Госпожа де Гранвиль замолчала. Но после минутной паузы воспоминание о только что виденной сцене пробудило в ней ревность, которую ничто не может заглушить в сердце женщины, и графиня сказала тихо, как бы про себя:
— Можно ли так губить свою душу и души других!
— Э, сударыня, — заметил граф, утомленный разговором, — быть может, когда-нибудь вам самой придется ответить за все это. — При последних словах графиня содрогнулась. — В глазах снисходительного судьи, который станет взвешивать наши поступки, — продолжал он, — вы, несомненно, будете правы: вы сделали меня несчастным из добрых намерений. Не думайте, что я ненавижу вас; я ненавижу людей, которые извратили ваше сердце и ваш ум.

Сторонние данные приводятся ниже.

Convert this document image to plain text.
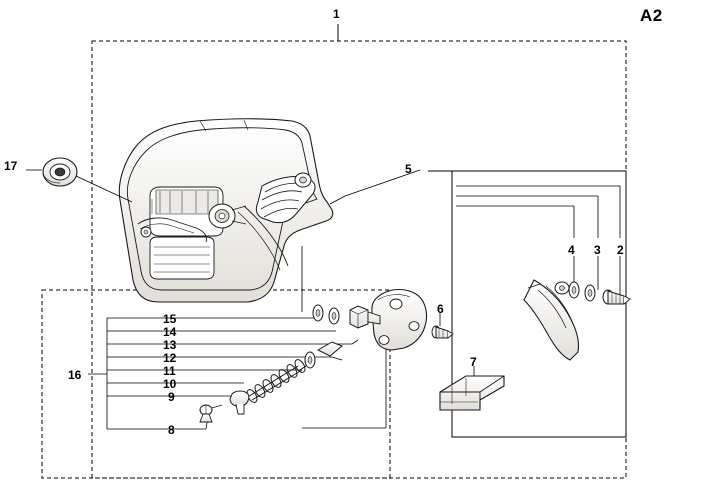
A2
1
17	5
4 3 2
6
15
14
13
12
11
10
9
16
8
7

Вы молились за меня, а мадемуазель де Бельфей отдала мне свое сердце, окружила меня любовью. Вам же приходилось быть поочередно то моей возлюбленной, то святой, молящейся у подножия алтаря. Отдайте мне должное и сознайтесь, что я не порочен, не развращен. Я веду нравственный образ жизни. Увы, по прошествии семи лет страдания потребность в счастье незаметно привела меня к другой женщине, к желанию создать другую семью. Не думайте, впрочем, что я один так поступаю: в этом городе найдется тысяча мужей, вынужденных по различным причинам вести двойную жизнь.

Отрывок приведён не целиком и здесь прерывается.